After averaging just over 31 shots per game, the Huskies managed to land just 52 on target in two games at the NCAA Tournament. Take away their 16-shot outburst in overtime against Notre Dame and the Huskies managed just 36 shots in 120 minutes of regulation time.

St. Cloud was able to get away with that against the Fighting Irish in its first round win, largely because they managed to never trail in the game, a luxury the Gophers never afforded them. After Minnesota freshman forward Justin Kloos opened the scoring midway through the first period, the Huskies were forced into catch-up mode and their suddenly snake bit offense was unable to compensate.

“They did a good job splitting their defense and they delayed our forcecheck quite a bit,” a highly-emotional Huskies senior forward Nic Dowd said. “We made it pretty easy for them to play and get pucks out. They’re obviously a good skating group as well.”

Minnesota’s defense proved near impenetrable, forcing the Huskies to take low percentage shots from the fringes of the offensive zone. Of St. Cloud’s 24 shots on goal, 17 came from beyond the circles. The Gophers defense was effective in forcing the Huskies to the outside, which made the night a relatively stress free one for Minnesota sophomore goaltender Adam Wilcox.

Unfortunately for the Huskies, junior goaltender Ryan Faragher was unable to bail the offense out for a second-straight night.
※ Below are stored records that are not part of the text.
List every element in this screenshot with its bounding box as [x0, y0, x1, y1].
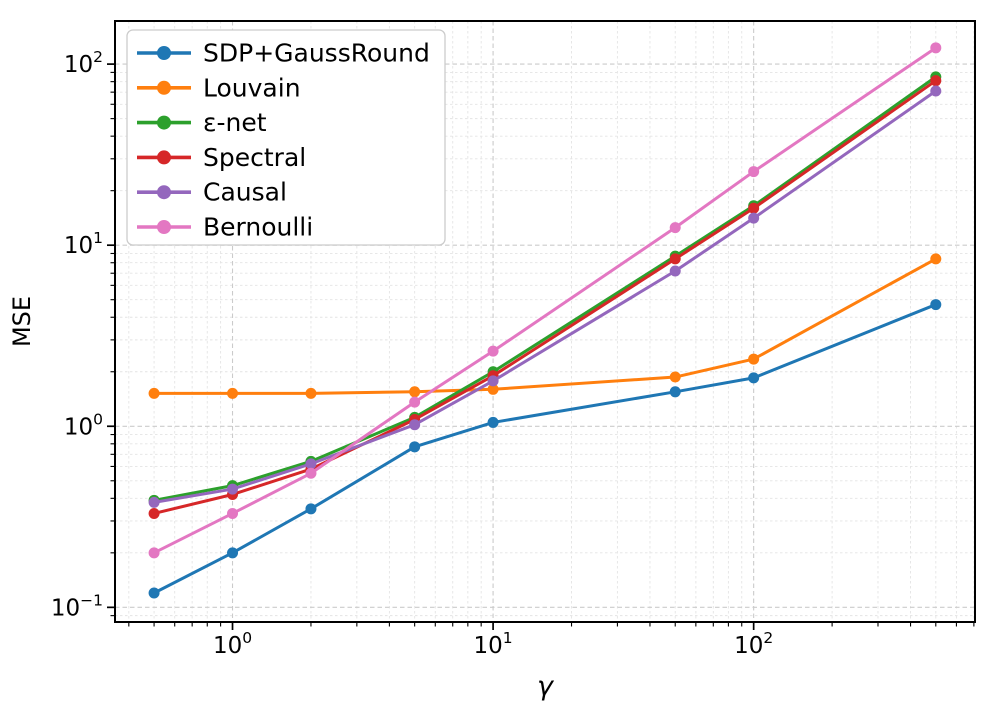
data-point-bernoulli	[930, 42, 942, 54]
x-tick-label: 100	[213, 629, 252, 659]
legend-entry-bernoulli: Bernoulli	[137, 213, 313, 242]
data-point-louvain	[748, 353, 760, 365]
legend: SDP+GaussRound Louvain ε-net Spectral Causal…	[126, 29, 446, 246]
major-ticks	[107, 63, 755, 630]
data-point-sdp-gaussround	[930, 299, 942, 311]
series-line-louvain	[154, 257, 937, 395]
data-point-causal	[748, 212, 760, 224]
data-point-louvain	[148, 387, 160, 399]
y-tick-label: 101	[64, 229, 103, 259]
legend-marker-spectral	[157, 150, 171, 165]
data-point-sdp-gaussround	[487, 416, 499, 428]
series-line-spectral	[153, 79, 937, 515]
x-tick-label: 101	[474, 629, 513, 659]
data-point-causal	[669, 265, 681, 277]
data-point-causal	[409, 419, 421, 431]
data-point-bernoulli	[227, 507, 239, 519]
data-point-bernoulli	[748, 166, 760, 178]
x-tick-label: 102	[734, 629, 773, 659]
data-point-louvain	[487, 383, 499, 395]
data-point-bernoulli	[409, 396, 421, 408]
legend-entry-net: ε-net	[137, 108, 267, 137]
y-tick-label: 100	[64, 410, 103, 440]
data-point-causal	[148, 496, 160, 508]
legend-entry-causal: Causal	[137, 178, 287, 207]
legend-label-bernoulli: Bernoulli	[203, 213, 313, 242]
series-line-causal	[153, 89, 937, 504]
data-point-causal	[487, 375, 499, 387]
legend-marker-sdp-gaussround	[157, 46, 171, 60]
legend-entry-spectral: Spectral	[137, 143, 306, 172]
data-point-sdp-gaussround	[669, 386, 681, 398]
series-causal	[148, 85, 942, 508]
legend-frame	[126, 29, 446, 246]
data-point-spectral	[148, 507, 160, 519]
data-point-sdp-gaussround	[748, 372, 760, 384]
data-point-louvain	[305, 387, 317, 399]
y-tick-label: 102	[64, 48, 103, 78]
data-point-louvain	[409, 386, 421, 398]
legend-entry-louvain: Louvain	[137, 73, 301, 102]
legend-label-net: ε-net	[203, 108, 267, 137]
series-bernoulli	[148, 42, 942, 559]
data-point-bernoulli	[148, 547, 160, 559]
legend-label-spectral: Spectral	[203, 143, 306, 172]
legend-entry-sdp-gaussround: SDP+GaussRound	[137, 39, 430, 68]
series-line-sdp-gaussround	[153, 303, 937, 595]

After making a season-high 39 saves against Notre Dame, Faragher, who came into the regional battling a bug, was pulled in the second period after allowing three goals on 12 shots.

“Faragher was awful sick a couple days ago,” Motzko said. “He was in the hospital with a couple bags of fluid. He gutted it out yesterday and gave us everything he had this weekend.”

Despite the disappointing performance, St. Cloud has plenty to be proud of this season. A year after the program’s first-ever Frozen Four berth, the Huskies won the inaugural Penrose Cup as NCHC regular season champions — their second-straight conference title — won another NCAA tournament game to advance to their third regional final in the last five years and produced a second-straight Hobey Baker finalist in Dowd.

Maybe down the road the Huskies will be able to reflect on those accomplishments, but for now the wound of the loss to Minnesota is still too fresh.

“It’s hard to boast about your program when you lose, but we’re very proud of what we have going,” Motzko said. “There’s a belief in our program and a belief in each other.

“We’ve been building and we’re going in the right direction. We fell short this year with a team that we wish we had one more shot with in two weeks.”